My mother's two oldest daughters are telling lies to other family members, even going to the extreme, writing letters and showing them to family saying I wrote them. I have taken care of my Mother for almost 6 years she has dementia. They continue to send bullying text message and just mean horrible things saying they will split up my own family. I have tried to ignore but that didn't work and have contacted the authority, they still continue especially one.Even during my Father's funeral. I have set up visitation outside my home in a safe place and they complain about that. The meanest one has never helped and the other one has helped once ever 6 months and maybe a few weekends. They are much older and have no one but themselves to care for but mom never wanted to stay with them and they wouldn't have done it anyway. The meanest one was mean to Mom before when she stayed with her a couple of weeks while some work was getting done on her house, Mom wasn't sick then. I just don't understand where this hate is coming from and how anyone could treat someone this way that has been really good with their Mother. Thanks for listening RRc.
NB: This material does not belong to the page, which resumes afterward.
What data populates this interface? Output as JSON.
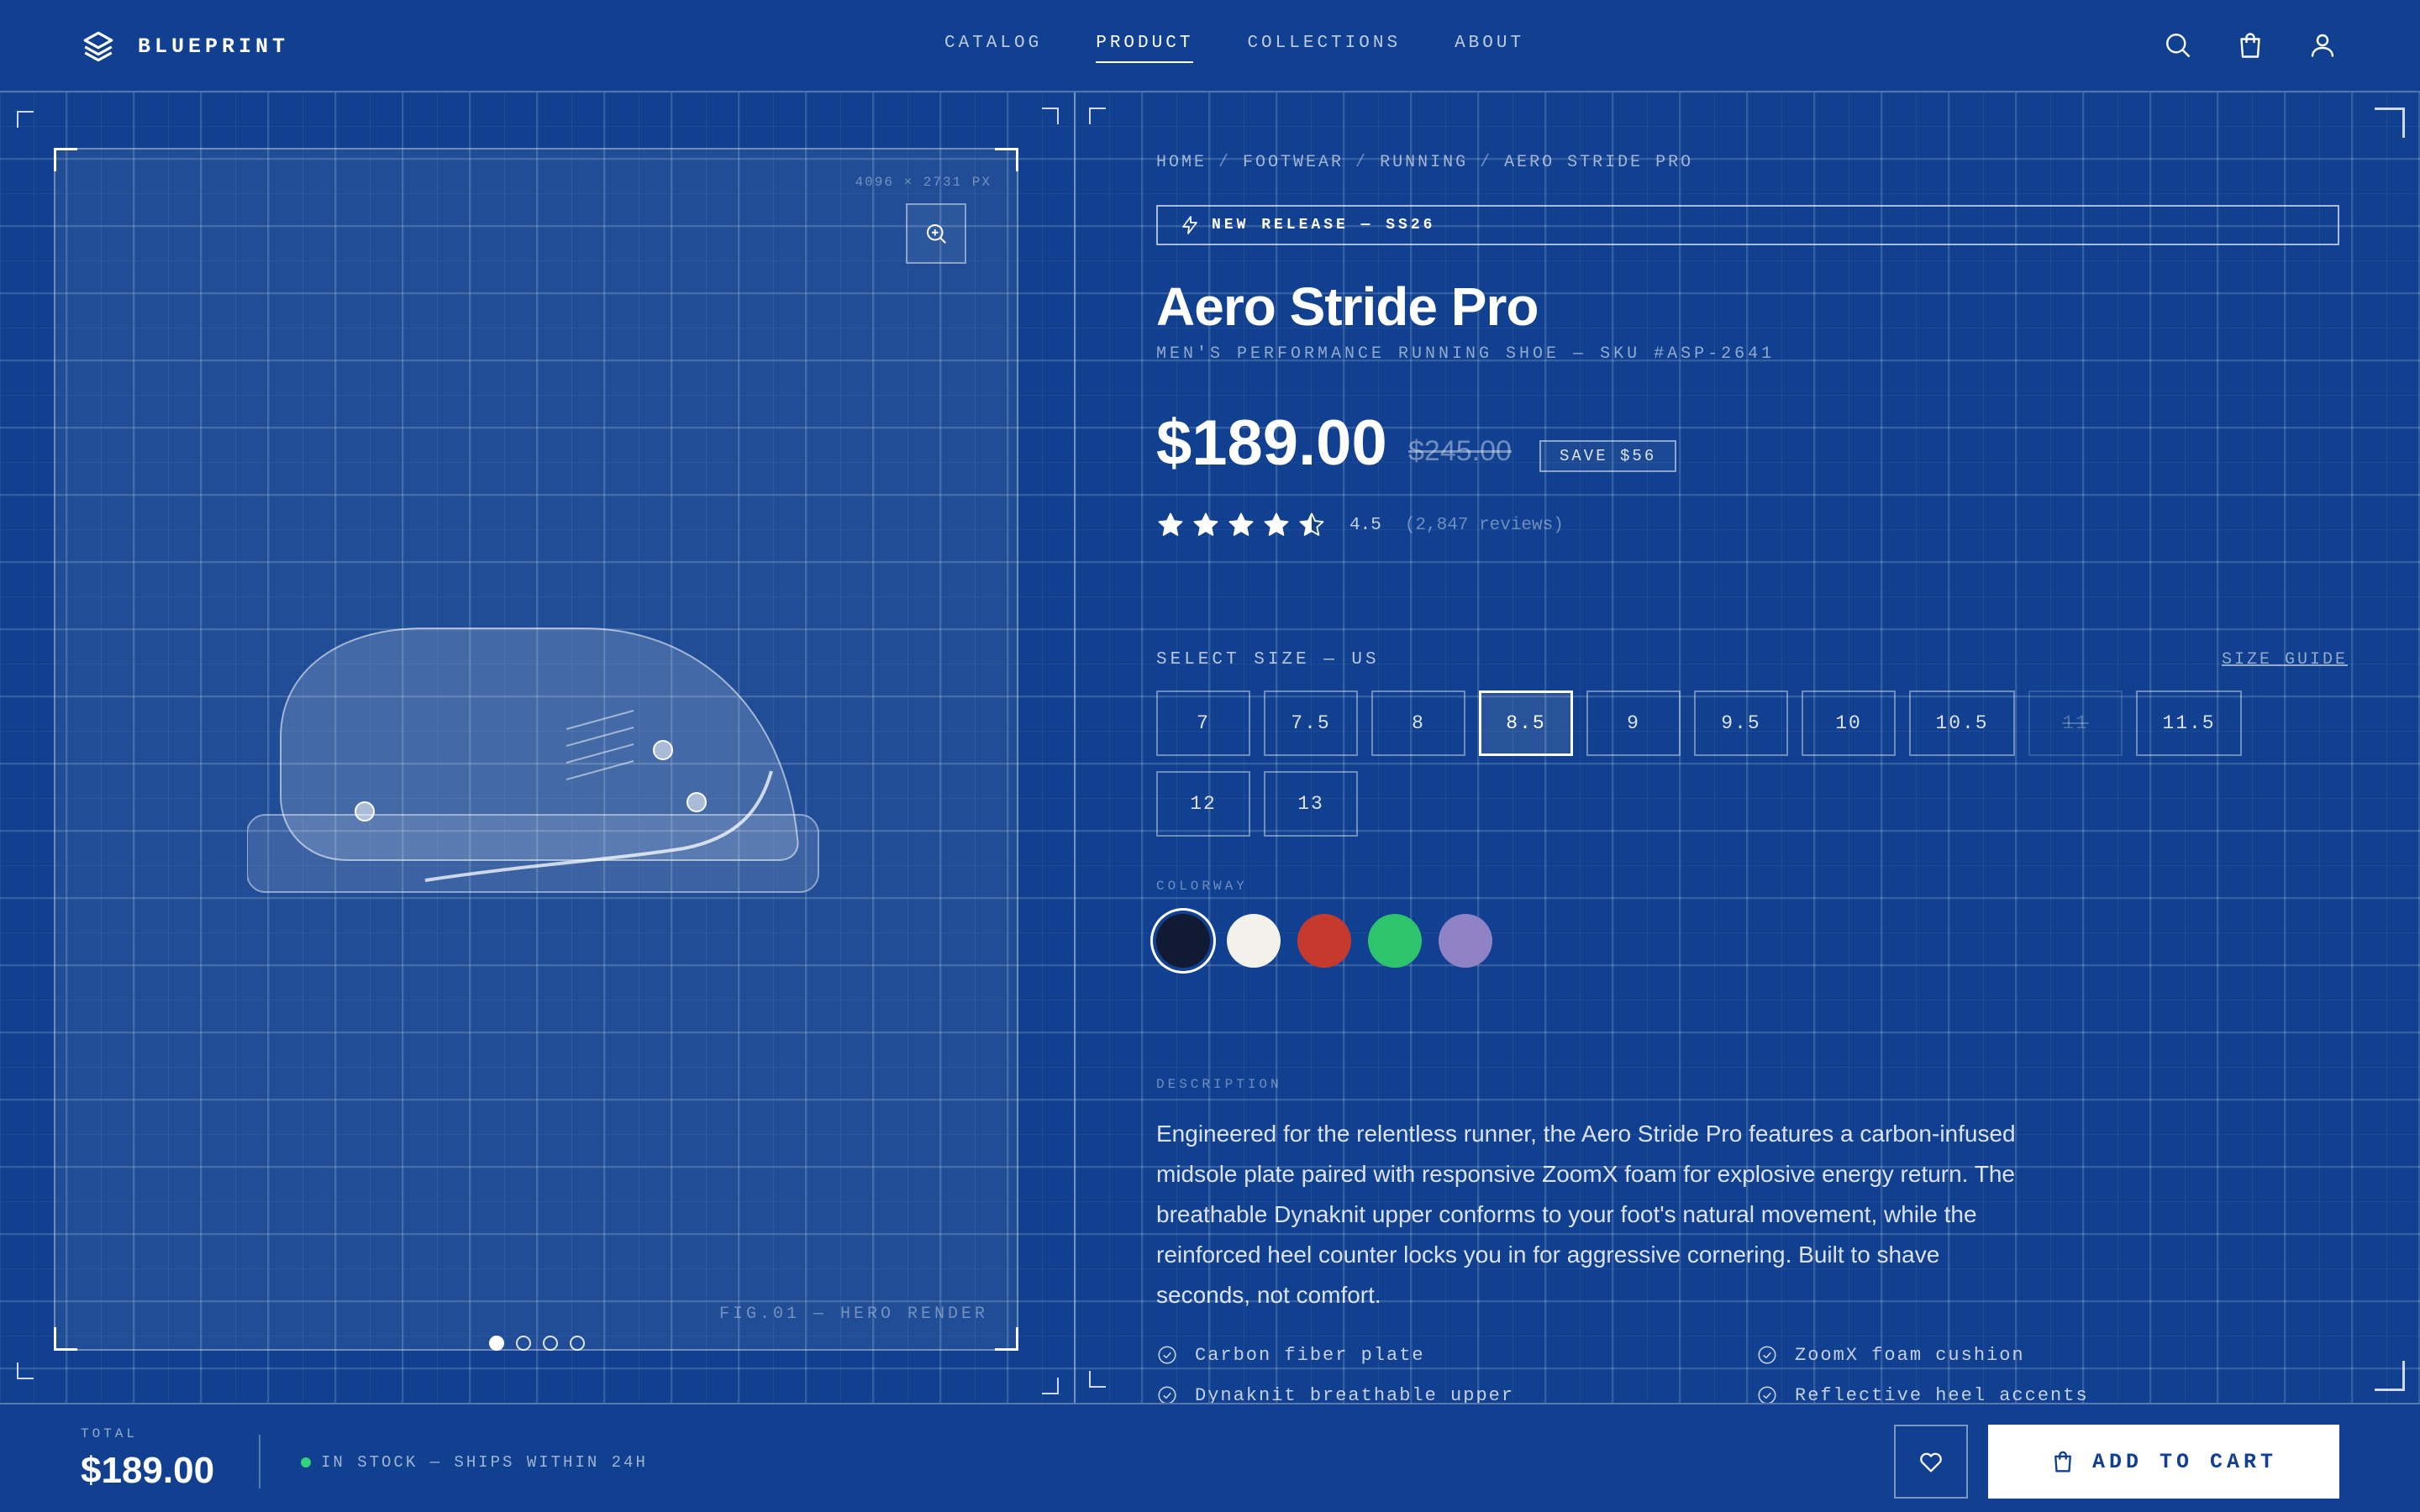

If they continue to bother you; get a restraining order from the court. No fooling around with people like this. Take care
You are doing nothing wrong......
The two female siblings have been particularly nasty and the one in USA has even written to social services to fabricate absolute lies about me - her lies were so outrageous that it was easy to prove her as acting maliciously. She wrote these letters from her home in the USA (TN) where she thought the distance of miles and difference in legal jirisdiction would not touch her. The other female sibling, the eldest who lives near us but never visits or helps at all, has also made up lies to suit her actions - namely that I have prevented her from visiting her mother and unfortunately, she and her equally malicious husband convinced members of my late father's family of this too.
The third sibling, a brother in the USA, has not behaved in such ways but lives in a world where he sees easy answers such as simply putting our mum in a carehome. He tells me I have no one to blame but myself for being sole carer as I have the power to change that - he preaches at his local church and calls himself a Christian etc and has also convinced himself that things fall as they do for a reason so he has no need to help or feel guilty if he chooses not to. He has even said that my friends should not have it put upon them to help me with mum! whilst he does nothing.
Anyway, I thought I would reply to this thread as some of my experiences with siblings echo what I read here. What made it worse is that the one in USA has been there since I was an infant, when she left this country and the other, years older too, I have had little to do with. No thanks for being there with their mother - nothing. Just abuse and lies taken to official levels - and all because I finally told them that there are FOUR of us and that we needed to DISCUSS our mother's future care as she gets older. I have no answer as to dealing with people like this except to have cut them out of my mind altogether.
Cautious, thanks for your reply - and yes it looks like male care givers are on the rise. My problem is made worse by the fact that I am single and male, although I have support of one or two friends and because I was much younger than the siblings, was in my parents' company (my father passed in 2004, Alzheimers) for a long, long time after they had long gone. But also, my parents were very insular and had no friends or social life of their own and so it has fallen to me to provide that for her too - although of late I have forced the situation by involving my mum with people her own age at local churches etc as one person cannot fulfil a caregiving role AND be a social provider too! I have forgegone aspects of my own life in recent years as she had no one else at all, not one friend, which I DO regret. I don't regret the caregiving but do regret that I allowed my mother to effectively dictate to me that she wanted no other help (of friends with networks of family members her own age) than mine and to expect that I just go along with that. She herself has not helped the situation I'm afraid. Slowly I am making arrangements to get my own apartment back and work life and social life, by using social services (being Scotland it is a different healthcare set up to the USA, we have the National Health service or NHS) to lay on more help.
No one should have to endure such extreme situations and I have had to learn to state my case the last few years and put myself first.